Irina nodded, hoping that this memory would supplant the one he held of breaking that key and tossing it away. She looped her arms around his neck and in a move that reminded them both of the past and made them forget everything that had come before in favor of the need of the present, took his mouth in a kiss, the first kiss of the future.

“Oh!” Irina gasped, as the familiar thrill of the kiss that always surprised her made her heart pound and her knees grow weak. She lifted her mouth again, taking his lips in a needy pull of unslaked passion that only expanded with each brush of his fingers along her back, cupping her buttocks, then sliding around to touch her breast, make circles around her hardening nipple while his other hand made circles around another hard point. Feeling the need overwhelm her, too fast, too fast, she thought in protest, wanting to make it last, she shook her head. “Jack, lie down...” She pushed at him and succeeded only in pulling off his shirt. “I want you and...”

“No. It’s really too rocky. Just let me do what I want...” Jack whispered, his hands taking away her will to resist. He bent his head and licked her bottom lip, then repeated the motion, endlessly, she thought, as he traveled down her neck, over her collarbone and to her breast. Then he bit her soft flesh and she was lost to anything but what she felt right now.

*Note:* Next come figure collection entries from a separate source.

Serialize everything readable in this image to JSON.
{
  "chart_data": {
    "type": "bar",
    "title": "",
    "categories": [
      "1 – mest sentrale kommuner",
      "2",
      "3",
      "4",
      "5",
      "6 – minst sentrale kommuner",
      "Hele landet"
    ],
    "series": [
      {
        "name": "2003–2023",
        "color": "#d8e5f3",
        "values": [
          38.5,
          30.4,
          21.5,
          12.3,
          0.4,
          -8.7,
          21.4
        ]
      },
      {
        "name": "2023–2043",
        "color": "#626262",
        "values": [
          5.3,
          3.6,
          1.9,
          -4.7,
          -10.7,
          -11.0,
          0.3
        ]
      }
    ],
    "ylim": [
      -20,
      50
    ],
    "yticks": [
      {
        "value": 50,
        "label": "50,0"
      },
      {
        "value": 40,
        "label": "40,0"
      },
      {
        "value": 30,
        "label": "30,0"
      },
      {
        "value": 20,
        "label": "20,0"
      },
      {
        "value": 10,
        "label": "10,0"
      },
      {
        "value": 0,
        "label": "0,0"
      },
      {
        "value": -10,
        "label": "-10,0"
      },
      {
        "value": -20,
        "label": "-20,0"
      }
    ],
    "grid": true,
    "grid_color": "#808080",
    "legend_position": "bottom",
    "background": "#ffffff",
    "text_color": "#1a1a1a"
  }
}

“But I don’t...” Irina shuddered as his mouth began to make those circles on her flesh that always...Oh no, another little bite. “I’ll fall down.”

“I’ve got you,” Jack promised, tightening one hand around her waist.

“But...I want to hold you up,” Irina protested, trying to hold on to her goal. “It’s my turn, isn’t it-“

“Some other time...We can take turns...” Jack whispered, sliding his finger inside her damp folds and pressing in the way he knew she loved. “Let me have what I want. I want to make love to you like this. Here. Please?”

“As you wish,” Irina whispered. The power didn’t shift this time, she knew, by uttering the word please. No, this time, in the game between them, the power was in them both, between them, around them, surrounding them. The game had changed. But some truths did not, she knew, as Jack’s mouth and hands told her of the feelings that had always been there, past, present and future.